Chimeric.out.junction Fusion Transcription

Aligned.sortedByCoord.out.bam output

Aligned.toTranscriptome.out.bam transcription of the output

SJ.out.tab variable Shear result output

About Transcriptome compared to star software use

Contact Us

The content source of this page is from Internet, which doesn't represent Alibaba Cloud's opinion; products and services mentioned on that page don't have any relationship with Alibaba Cloud. If the content of the page makes you feel confusing, please write us an email, we will handle the problem within 5 days after receiving your email.
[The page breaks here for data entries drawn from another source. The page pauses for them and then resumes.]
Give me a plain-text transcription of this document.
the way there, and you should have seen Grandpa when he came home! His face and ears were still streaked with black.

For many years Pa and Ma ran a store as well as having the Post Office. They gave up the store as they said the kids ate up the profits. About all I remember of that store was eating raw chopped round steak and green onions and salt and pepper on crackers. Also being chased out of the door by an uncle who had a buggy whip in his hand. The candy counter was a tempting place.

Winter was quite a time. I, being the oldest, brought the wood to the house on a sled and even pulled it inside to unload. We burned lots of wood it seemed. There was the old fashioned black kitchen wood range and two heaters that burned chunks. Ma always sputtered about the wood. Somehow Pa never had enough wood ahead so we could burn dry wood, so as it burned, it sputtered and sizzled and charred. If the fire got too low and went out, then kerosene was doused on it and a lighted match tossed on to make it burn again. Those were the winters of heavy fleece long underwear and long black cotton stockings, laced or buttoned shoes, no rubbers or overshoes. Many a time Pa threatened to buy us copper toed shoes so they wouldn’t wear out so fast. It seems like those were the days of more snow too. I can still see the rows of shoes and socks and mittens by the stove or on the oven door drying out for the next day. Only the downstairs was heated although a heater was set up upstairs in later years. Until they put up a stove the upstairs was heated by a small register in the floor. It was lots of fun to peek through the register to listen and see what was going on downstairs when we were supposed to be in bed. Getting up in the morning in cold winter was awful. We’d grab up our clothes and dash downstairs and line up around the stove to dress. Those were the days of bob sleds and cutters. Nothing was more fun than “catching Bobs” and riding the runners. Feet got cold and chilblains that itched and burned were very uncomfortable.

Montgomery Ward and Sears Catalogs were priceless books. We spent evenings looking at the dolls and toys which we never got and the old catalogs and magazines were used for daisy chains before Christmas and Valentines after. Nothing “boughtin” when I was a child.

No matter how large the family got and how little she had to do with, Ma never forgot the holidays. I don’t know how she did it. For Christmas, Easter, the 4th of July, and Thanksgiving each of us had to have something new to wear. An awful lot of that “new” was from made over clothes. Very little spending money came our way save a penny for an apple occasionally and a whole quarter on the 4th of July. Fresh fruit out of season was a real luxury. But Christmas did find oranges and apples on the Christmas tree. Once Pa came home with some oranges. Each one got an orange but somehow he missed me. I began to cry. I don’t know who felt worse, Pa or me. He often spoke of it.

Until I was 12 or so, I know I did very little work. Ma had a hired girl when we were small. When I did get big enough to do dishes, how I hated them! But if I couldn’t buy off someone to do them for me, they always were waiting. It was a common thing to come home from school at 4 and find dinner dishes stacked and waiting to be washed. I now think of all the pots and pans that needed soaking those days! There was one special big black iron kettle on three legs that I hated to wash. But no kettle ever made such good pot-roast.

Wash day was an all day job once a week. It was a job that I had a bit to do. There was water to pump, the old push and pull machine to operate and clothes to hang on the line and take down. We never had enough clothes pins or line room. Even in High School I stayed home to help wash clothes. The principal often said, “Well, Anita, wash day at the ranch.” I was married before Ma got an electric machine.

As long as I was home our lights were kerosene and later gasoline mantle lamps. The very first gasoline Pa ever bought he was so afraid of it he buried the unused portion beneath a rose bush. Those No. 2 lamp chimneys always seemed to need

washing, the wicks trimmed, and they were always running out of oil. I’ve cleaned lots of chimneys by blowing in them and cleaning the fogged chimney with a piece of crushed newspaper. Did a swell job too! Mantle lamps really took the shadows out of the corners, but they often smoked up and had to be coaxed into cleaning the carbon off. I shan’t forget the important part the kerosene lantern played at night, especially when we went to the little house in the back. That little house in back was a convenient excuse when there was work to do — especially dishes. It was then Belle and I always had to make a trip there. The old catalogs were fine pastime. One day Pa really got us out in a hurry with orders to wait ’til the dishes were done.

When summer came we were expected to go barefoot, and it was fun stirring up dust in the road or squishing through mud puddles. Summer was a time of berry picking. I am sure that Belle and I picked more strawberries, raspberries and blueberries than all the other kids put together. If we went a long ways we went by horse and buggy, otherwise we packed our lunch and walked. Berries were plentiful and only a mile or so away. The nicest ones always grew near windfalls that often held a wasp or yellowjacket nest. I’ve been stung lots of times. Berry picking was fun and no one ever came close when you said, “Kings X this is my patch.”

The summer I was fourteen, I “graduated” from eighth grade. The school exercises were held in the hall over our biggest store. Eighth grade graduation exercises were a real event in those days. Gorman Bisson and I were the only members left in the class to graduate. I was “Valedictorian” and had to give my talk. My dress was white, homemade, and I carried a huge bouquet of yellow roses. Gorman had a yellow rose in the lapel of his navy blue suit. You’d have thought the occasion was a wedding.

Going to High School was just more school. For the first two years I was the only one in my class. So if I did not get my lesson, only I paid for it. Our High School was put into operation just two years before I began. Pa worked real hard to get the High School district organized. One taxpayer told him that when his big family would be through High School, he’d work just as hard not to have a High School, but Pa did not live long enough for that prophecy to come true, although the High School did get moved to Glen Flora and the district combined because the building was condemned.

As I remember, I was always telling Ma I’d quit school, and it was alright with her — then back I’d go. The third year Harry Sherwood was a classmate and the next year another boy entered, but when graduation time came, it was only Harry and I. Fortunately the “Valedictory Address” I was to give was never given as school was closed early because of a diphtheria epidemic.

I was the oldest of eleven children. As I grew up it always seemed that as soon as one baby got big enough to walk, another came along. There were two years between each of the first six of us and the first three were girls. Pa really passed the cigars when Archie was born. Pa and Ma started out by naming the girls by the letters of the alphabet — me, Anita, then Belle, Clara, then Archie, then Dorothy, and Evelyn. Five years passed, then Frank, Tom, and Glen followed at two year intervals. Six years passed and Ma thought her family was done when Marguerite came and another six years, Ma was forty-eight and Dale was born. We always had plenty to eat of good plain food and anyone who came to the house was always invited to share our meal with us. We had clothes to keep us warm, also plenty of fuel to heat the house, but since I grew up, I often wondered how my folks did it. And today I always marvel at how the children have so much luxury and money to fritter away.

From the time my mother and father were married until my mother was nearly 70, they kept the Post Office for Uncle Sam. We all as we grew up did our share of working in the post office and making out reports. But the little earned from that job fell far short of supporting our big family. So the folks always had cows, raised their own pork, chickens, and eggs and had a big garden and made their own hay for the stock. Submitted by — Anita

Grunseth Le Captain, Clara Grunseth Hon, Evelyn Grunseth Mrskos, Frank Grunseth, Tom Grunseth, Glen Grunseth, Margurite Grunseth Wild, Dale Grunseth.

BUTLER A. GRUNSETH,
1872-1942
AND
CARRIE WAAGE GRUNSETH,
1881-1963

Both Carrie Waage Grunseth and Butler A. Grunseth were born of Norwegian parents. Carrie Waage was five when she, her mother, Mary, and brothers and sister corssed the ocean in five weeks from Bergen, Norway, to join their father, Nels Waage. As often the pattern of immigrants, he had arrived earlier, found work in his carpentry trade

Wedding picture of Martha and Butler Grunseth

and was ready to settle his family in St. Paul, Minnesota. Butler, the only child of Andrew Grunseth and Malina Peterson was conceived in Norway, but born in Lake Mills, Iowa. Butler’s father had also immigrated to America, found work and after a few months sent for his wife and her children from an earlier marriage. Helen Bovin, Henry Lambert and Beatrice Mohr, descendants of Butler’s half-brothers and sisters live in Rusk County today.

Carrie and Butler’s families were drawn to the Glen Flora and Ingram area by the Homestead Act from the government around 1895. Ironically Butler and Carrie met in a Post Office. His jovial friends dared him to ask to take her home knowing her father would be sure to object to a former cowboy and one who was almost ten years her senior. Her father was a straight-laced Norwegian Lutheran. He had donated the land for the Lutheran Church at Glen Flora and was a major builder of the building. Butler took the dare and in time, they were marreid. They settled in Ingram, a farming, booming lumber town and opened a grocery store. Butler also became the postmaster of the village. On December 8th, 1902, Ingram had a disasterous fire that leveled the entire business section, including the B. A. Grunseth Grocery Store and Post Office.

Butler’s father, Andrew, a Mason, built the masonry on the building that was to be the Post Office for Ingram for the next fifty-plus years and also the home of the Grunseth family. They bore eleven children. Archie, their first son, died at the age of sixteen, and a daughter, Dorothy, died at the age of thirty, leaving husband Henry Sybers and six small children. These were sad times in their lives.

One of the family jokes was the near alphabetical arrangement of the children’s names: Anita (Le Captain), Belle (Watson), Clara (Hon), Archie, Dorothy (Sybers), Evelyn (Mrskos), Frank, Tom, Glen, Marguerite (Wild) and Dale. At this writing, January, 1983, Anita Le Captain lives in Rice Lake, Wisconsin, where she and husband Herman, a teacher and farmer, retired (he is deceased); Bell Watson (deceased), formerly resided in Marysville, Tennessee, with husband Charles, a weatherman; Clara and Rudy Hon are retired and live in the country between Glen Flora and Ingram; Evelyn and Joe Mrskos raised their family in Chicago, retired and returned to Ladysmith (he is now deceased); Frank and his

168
If you find any instances of plagiarism from the community, please send an email to: info-contact@alibabacloud.com and provide relevant evidence. A staff member will contact you within 5 working days.

A Free Trial That Lets You Build Big!

Start building with 50+ products and up to 12 months usage for Elastic Compute Service

  • Sales Support

    1 on 1 presale consultation

  • After-Sales Support

    24/7 Technical Support 6 Free Tickets per Quarter Faster Response

  • Alibaba Cloud offers highly flexible support services tailored to meet your exact needs.